I’m definitely on board with the spirit of these papers. My position: I would love to understand more about how children do what they do when it comes to language acquisition. If that also helps large language models (LLMs) do what they do better, then that’s great too.
Some other specific thoughts, responding to certain ideas in “Bridging the gap”:
(1) I definitely understand that the interactive, social nature of children’s input matters. In particular, the social part in child language acquisition is usually about why certain input has more impact than others - the input in an interactive, social environment gets absorbed better by kids. But absorption doesn’t seem to be the problem for LLMs – they take in their data just fine. That said, it does seem like the interaction part helps Chat-GPT (I.e., the ability to query).

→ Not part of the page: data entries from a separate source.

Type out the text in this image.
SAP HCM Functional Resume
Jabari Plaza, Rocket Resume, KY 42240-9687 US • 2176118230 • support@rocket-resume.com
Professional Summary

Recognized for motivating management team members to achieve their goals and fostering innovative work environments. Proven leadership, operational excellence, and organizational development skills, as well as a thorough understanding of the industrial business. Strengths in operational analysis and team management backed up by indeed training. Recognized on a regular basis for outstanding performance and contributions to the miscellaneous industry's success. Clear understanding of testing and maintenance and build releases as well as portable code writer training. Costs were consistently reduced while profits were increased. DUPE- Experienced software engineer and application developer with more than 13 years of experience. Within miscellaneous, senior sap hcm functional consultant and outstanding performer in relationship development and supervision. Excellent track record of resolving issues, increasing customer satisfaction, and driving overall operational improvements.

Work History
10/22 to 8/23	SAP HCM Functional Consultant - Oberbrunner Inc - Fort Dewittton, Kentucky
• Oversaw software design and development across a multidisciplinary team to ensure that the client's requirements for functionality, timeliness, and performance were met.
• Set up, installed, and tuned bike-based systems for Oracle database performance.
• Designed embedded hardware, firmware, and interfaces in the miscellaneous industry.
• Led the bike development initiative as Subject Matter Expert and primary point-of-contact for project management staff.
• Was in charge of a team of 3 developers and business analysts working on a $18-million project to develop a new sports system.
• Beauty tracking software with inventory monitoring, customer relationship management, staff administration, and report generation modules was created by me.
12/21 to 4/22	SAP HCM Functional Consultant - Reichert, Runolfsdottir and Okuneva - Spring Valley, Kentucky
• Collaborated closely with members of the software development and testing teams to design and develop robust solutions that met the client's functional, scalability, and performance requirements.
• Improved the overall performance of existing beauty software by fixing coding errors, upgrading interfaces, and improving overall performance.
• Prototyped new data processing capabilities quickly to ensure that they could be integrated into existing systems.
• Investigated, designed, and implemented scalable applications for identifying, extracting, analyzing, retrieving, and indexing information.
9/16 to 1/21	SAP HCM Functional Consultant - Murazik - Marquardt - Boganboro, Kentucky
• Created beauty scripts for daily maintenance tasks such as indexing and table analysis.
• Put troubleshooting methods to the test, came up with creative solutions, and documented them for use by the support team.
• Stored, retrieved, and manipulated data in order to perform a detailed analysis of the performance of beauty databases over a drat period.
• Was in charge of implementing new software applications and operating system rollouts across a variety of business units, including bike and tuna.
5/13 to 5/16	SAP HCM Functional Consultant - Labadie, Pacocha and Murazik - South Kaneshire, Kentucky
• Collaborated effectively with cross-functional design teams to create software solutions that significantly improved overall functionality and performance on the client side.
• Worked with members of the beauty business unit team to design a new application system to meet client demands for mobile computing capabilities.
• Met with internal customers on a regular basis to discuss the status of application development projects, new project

More generally, it could be that what a certain input quality (e.g., being social and interactive) does for human kids isn’t necessary for an LLM. But, we don’t know that until we understand why that input quality helps kids in the first place.
(2) I also understand that multimodal input gives concrete extensions to some concepts, and so helps “ground out” meaning in the real world for kids. I’m less sure how multimodal input would help current AI systems — is it maybe helpful for bootstrapping the rest of the cognitive system (somehow?) that allows flexible reasoning?
(3) I think there’s a really good point made about needing the apples-to-apples comparison for evaluation. I remember earlier in the evaluation of speech segmentation models, the models were compared against perfect (adult-like) accuracy of segmentation, and few cognitively-plausible ones did all that well. In contrast, when these same models were tested on the segmentation tasks given to infants (which were meant to demonstrate infant segmentation ability), most models did just fine. Now, whether the models accomplished segmentation the way that the infants did is a different question, and one that would also apply to LLMs once we have apples-to-apples comparisons.